Discussion and Conclusion
A model is only as good as the data available. Moreover, every model’s predictive accuracy depends on whether the assumptions are met. To what extent the available data reflects the true situation is questionable, because of limited testing during the early stages of the onset of the disease. This has resulted in the state-wise data having a lot of variations in terms of number of COVID-19-positive cases detected every day.
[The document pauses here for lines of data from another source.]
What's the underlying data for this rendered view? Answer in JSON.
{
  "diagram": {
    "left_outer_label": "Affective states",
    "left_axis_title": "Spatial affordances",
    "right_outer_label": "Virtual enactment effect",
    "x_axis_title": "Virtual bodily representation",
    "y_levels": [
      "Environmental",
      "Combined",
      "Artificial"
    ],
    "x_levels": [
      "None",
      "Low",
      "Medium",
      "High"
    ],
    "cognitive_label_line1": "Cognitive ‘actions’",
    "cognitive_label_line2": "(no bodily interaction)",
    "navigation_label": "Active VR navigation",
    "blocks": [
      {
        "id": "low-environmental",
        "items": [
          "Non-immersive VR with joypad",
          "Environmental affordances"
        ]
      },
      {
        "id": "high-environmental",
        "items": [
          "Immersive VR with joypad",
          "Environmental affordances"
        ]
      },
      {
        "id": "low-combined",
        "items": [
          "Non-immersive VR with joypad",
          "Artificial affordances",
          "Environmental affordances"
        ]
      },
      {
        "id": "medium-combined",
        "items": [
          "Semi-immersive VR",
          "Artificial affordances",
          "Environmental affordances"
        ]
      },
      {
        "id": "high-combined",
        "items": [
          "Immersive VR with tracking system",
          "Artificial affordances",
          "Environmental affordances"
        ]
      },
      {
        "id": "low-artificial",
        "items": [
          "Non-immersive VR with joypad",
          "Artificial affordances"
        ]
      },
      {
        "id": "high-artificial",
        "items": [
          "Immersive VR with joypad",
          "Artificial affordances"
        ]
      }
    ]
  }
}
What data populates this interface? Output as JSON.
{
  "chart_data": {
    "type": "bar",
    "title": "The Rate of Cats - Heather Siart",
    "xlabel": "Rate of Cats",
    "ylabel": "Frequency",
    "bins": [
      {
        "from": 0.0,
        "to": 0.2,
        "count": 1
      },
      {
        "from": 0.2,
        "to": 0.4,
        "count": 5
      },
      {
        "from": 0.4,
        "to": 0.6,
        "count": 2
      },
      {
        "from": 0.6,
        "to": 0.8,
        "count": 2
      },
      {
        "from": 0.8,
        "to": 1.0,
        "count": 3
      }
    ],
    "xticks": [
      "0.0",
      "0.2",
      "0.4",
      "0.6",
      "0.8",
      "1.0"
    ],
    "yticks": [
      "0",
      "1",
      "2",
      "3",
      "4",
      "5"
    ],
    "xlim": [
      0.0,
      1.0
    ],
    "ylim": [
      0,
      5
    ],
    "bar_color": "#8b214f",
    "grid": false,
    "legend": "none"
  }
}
Second, the study is based on the following major assumptions: (a) the total susceptible population of the state would be exposed to the virus for 3 months from the first date of data collection, that is, from 1 April 2020; (b) the median of the highest ten instances of confirmed cases per day during the month of April 2020 is representative of per-day infection confirmation; (c) an infected person continues to infect susceptible individuals in the population for 3 days until removed; and (d) each infected individual infects 3.28 other individuals per day. A violation in any of these assumptions results in a poor prediction. However, the findings of the study are in alignment with a similar international endeavour by Singapore University of Technology and Design’s (SUTD) Data-Driven Innovation Lab to predict the end date of the pandemic in various countries. This study by Luo (2020, May 5) predicts the theoretical end date of the pandemic in India to be in September 2020. Given the uncertainty and confusion surrounding the pandemic, our model is of some help to policymakers as well as ordinary citizens, giving them some form of timeline regarding the lifecycle of COVID-19 across ten states in India.
Footnotes
Declaration of Conflicting Interests
The authors declared no potential conflicts of interest with respect to the research, authorship and/or publication of this article.
Funding
The authors received no financial support for the research, authorship and/or publication of this article.